L’Europa è preoccupata per il cavallo di Salvini

Il manifesto Massimiliano Smeriglio 11.02.2021
La Lega di Salvini, un cavallo di Troia a Bruxelles
I nostri amici europei fanno fatica a capire le dinamiche del dibattito casalingo. Le ragioni del Capo dello Stato sono chiare e condivisibili. Tuttavia a livello Ue le cose stanno messe in un altro modo

C’è, nella crisi italiana, un aspetto che non sembra appassionare. Eppure ha a che fare con il cuore del problema: cosa deve diventare l’Europa nel post pandemia.

La capogruppo dei Socialisti e Democratici a Bruxelles, Iraxte Garcia, ha espresso pubblicamente le sue preoccupazioni per le aperture a Matteo Salvini e il suo possibile ingresso nell’area di governo.

Ovviamente non è in discussione la credibilità continentale del presidente incaricato Mario Draghi, ma, va detto per onestà intellettuale, lo schema che l’ex presidente della Bce si accinge a varare farà la differenza.

Il Covid è in tutto il mondo e in tutto il mondo si continua a votare. Dalla vittoria di Biden a quella sinistra in Ecuador. I piani nazionali del Recovery si stanno scrivendo in tutti i Paesi dell’Unione senza che questo abbia determinato meccanismi da unità nazionale.

In tutta Europa e in gran parte del mondo le ragioni delle forze progressiste non si sommano a quelle nazionaliste, razziste, omofobiche, maschiliste, capaci di negare l’emergenza climatica e quella Covid. Casomai si combattono perché espressioni di valori e visioni del mondo differenti, a volte opposte.

Difficile immaginare l’estrema destra alle prese con la transizione ecologica e il rilancio delle politiche pubbliche a partire dalla sanità, dopo il disastro lombardo.

Inoltre a Bruxelles esiste una vera e propria Conventio ad excludendum, un cordone sanitario che impedisce alle forze anti europee di assumere ruoli istituzionali rilevanti.

Le ragioni sono evidenti, a cominciare dal fatto che lo spazio democratico europeo va difeso.
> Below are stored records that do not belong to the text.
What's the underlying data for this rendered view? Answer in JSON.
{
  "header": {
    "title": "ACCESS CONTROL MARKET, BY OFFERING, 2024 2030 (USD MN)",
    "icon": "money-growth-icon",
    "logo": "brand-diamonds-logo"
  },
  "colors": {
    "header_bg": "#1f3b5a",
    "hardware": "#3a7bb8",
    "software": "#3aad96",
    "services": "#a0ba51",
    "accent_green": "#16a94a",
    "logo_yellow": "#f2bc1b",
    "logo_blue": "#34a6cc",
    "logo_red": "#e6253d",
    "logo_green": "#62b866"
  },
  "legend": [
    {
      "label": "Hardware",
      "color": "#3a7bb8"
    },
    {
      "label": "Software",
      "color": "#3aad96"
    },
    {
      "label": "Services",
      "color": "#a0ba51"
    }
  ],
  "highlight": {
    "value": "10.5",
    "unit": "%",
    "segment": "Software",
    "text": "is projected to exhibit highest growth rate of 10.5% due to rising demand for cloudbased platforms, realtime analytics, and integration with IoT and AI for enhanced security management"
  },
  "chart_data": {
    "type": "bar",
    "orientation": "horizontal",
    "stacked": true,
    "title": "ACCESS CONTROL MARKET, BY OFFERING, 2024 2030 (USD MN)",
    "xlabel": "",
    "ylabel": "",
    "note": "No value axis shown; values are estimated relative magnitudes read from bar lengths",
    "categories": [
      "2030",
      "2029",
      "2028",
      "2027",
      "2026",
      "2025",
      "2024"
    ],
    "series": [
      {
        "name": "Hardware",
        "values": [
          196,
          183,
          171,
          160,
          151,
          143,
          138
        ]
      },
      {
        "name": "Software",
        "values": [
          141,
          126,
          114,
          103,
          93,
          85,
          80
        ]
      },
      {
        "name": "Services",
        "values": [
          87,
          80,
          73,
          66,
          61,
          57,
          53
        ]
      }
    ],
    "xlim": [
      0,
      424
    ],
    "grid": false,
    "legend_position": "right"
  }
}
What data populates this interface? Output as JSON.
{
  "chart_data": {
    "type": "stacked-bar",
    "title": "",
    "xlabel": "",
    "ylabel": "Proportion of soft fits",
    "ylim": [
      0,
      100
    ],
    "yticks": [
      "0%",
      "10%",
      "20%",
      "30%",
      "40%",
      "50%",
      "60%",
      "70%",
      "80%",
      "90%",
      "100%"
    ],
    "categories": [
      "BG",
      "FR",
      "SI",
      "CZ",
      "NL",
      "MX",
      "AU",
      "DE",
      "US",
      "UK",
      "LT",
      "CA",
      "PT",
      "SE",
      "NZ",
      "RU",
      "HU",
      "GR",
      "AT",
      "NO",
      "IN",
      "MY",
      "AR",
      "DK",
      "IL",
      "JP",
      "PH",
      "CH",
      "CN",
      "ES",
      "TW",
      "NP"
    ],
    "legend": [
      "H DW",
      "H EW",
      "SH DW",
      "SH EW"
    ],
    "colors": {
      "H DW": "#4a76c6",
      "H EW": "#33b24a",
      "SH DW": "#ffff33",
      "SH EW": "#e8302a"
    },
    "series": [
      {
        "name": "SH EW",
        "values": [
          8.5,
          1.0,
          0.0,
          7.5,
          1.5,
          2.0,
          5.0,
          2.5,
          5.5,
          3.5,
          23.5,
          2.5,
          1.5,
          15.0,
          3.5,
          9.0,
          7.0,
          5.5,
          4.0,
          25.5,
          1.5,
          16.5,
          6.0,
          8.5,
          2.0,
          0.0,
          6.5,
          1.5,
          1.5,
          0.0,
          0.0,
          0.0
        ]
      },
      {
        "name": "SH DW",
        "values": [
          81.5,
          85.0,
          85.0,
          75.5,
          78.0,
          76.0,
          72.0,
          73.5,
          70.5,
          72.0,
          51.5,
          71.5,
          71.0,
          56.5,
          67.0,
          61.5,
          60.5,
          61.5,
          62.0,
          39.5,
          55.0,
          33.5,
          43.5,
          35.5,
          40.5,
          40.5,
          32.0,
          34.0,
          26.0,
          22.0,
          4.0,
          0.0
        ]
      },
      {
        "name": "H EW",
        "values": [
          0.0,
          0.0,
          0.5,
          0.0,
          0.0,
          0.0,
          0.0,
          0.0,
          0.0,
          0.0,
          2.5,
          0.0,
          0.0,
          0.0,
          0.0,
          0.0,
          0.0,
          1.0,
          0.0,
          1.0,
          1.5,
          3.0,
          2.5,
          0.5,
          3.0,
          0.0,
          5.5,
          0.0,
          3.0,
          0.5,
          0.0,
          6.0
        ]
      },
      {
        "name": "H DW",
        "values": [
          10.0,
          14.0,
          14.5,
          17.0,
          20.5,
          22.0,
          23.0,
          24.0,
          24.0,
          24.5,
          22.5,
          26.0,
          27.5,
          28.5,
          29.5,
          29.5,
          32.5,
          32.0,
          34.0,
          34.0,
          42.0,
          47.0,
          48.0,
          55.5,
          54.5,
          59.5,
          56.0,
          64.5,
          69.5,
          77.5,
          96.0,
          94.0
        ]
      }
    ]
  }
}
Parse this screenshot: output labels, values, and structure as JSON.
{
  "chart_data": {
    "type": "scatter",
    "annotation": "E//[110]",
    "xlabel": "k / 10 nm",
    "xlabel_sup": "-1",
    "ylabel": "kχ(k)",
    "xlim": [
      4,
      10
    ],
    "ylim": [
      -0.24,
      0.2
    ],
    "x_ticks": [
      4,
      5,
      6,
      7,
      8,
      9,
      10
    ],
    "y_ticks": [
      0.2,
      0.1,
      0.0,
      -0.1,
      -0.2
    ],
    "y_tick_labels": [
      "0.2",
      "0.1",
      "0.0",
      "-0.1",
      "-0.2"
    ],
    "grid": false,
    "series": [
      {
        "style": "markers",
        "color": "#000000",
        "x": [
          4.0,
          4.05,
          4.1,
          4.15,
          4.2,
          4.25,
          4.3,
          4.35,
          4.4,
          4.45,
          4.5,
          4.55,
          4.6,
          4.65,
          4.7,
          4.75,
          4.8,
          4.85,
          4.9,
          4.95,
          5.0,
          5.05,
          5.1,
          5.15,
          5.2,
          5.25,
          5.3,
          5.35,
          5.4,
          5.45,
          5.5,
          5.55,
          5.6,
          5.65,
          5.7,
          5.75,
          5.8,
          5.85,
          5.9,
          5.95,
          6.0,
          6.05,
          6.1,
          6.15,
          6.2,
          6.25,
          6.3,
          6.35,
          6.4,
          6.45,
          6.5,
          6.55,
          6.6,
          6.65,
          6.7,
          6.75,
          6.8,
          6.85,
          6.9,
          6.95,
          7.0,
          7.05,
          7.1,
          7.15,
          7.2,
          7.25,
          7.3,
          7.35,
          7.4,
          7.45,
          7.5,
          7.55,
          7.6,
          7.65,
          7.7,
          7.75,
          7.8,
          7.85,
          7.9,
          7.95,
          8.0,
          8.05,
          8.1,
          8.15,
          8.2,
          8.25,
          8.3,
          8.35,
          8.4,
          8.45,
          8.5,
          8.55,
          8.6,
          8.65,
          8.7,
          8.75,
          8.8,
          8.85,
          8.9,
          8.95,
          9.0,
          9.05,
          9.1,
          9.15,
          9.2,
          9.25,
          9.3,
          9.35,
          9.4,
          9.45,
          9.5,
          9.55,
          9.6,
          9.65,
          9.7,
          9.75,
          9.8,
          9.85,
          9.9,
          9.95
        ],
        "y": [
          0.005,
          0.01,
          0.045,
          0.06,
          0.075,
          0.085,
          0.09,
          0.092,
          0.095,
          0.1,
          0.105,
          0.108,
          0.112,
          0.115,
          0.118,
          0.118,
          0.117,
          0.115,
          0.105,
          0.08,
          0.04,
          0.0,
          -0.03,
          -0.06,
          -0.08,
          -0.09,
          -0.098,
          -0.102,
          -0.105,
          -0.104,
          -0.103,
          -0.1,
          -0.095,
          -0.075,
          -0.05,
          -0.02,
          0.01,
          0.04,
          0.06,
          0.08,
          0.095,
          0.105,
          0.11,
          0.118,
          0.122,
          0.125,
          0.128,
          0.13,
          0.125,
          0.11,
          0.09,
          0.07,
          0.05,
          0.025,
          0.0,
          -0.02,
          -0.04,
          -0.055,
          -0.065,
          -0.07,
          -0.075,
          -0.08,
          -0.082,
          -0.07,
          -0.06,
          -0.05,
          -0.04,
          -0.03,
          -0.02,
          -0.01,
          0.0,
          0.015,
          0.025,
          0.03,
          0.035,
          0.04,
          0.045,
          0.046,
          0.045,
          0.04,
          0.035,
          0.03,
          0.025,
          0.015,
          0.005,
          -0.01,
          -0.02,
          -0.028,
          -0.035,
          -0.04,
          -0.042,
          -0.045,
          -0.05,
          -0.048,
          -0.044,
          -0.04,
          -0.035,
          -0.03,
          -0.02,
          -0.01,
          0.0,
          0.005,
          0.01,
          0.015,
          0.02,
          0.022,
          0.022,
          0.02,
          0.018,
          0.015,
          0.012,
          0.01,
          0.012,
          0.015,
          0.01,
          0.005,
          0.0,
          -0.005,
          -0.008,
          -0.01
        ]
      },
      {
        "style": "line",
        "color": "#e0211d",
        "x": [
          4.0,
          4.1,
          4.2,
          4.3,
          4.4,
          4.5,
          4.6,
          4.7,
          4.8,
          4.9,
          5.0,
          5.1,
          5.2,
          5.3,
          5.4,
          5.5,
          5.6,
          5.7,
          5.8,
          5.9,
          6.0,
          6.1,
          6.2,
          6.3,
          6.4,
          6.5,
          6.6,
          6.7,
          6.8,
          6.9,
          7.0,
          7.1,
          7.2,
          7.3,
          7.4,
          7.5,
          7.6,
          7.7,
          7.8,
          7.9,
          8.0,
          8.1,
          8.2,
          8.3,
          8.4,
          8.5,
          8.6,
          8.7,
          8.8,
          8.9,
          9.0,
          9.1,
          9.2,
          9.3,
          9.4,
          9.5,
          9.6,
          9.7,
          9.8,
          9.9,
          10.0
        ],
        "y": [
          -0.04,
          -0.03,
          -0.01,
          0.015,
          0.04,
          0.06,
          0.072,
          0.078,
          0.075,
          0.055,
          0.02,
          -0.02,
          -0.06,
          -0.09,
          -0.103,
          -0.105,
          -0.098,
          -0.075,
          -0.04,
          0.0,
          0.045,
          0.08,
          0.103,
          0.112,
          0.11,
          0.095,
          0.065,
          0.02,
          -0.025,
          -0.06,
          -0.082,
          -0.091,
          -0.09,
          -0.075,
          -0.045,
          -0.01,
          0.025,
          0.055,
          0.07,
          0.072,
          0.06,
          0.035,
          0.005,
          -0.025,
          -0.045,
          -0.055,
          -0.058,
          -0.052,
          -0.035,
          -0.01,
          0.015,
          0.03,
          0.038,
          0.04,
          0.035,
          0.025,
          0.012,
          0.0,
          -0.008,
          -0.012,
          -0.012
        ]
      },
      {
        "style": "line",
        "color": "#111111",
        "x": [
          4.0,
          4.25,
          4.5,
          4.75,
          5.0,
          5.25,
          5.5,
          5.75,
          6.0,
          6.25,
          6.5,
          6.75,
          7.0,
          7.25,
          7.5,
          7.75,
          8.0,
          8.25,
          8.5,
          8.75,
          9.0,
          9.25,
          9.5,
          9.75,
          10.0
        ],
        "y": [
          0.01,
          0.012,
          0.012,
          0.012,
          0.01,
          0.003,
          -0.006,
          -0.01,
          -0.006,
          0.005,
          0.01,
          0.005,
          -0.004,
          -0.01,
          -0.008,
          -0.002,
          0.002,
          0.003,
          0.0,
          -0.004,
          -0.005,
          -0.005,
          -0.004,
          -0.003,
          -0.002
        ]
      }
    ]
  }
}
Nel 2019 hanno tentato l’assalto per far saltare l’Unione e hanno fallito. Tra gli assaltatori Salvini era in prima fila.

Può darsi che la conversione europeista di Salvini sia stata immediata e definitiva come quella di Paolo di Tarso disarcionato da cavallo. Può essere. Ma può essere anche il contrario.

E in Europa il caso di Fidesz, il partito di Orban fa scuola. Una pessima scuola. Un partito euroscettico anti immigrazione interno al gruppo del Partito popolare europeo sospeso nel marzo del 2019 fino a data da destinarsi e dal quale rischia l’espulsione. Un governo, quello ungherese, che viola lo Stato di diritto, la libertà di stampa e alimenta costantemente la propaganda razzista.

L’Italia è un Paese fondatore dell’Unione, un paese importante. Le preoccupazioni dunque sono legittime poiché il rischio del cavallo di Troia esiste.

È questo l’aspetto più delicato, in nessun caso le forze progressiste italiane dovrebbero favorire lo sdoganamento di Salvini. Sinceramente credo che il premier incaricato dovrebbe riflettere a fondo su questo passaggio.

La dimensione tattica di Salvini, probabilmente spinto dalle forze produttive del Nord, appare evidente. Nessuna conversione europeista dunque, solo voglia di mettere le mani sul malloppo del Recovery. Dobbiamo saperlo.

Penso sia giusto considerare l’impatto della eventuale unità nazionale sugli equilibri europei, a partire dalle prossime elezioni tedesche.

Un altro Orban non possiamo permettercelo. La credibilità in politica è quasi tutto.

Proviamo a prenderci sul serio. Nulla contro Draghi, ma Salvini al Governo sarebbe un pessimo esordio. La vittoria del trasformismo estremo, la conclamazione di una contesa politica fondata su interessi particolari. Dobbiamo solo convincerci che questa cosa davvero non si può fare.

Puntati i piedi, il coraggio di condurre fino in fondo questa battaglia verrà da sé.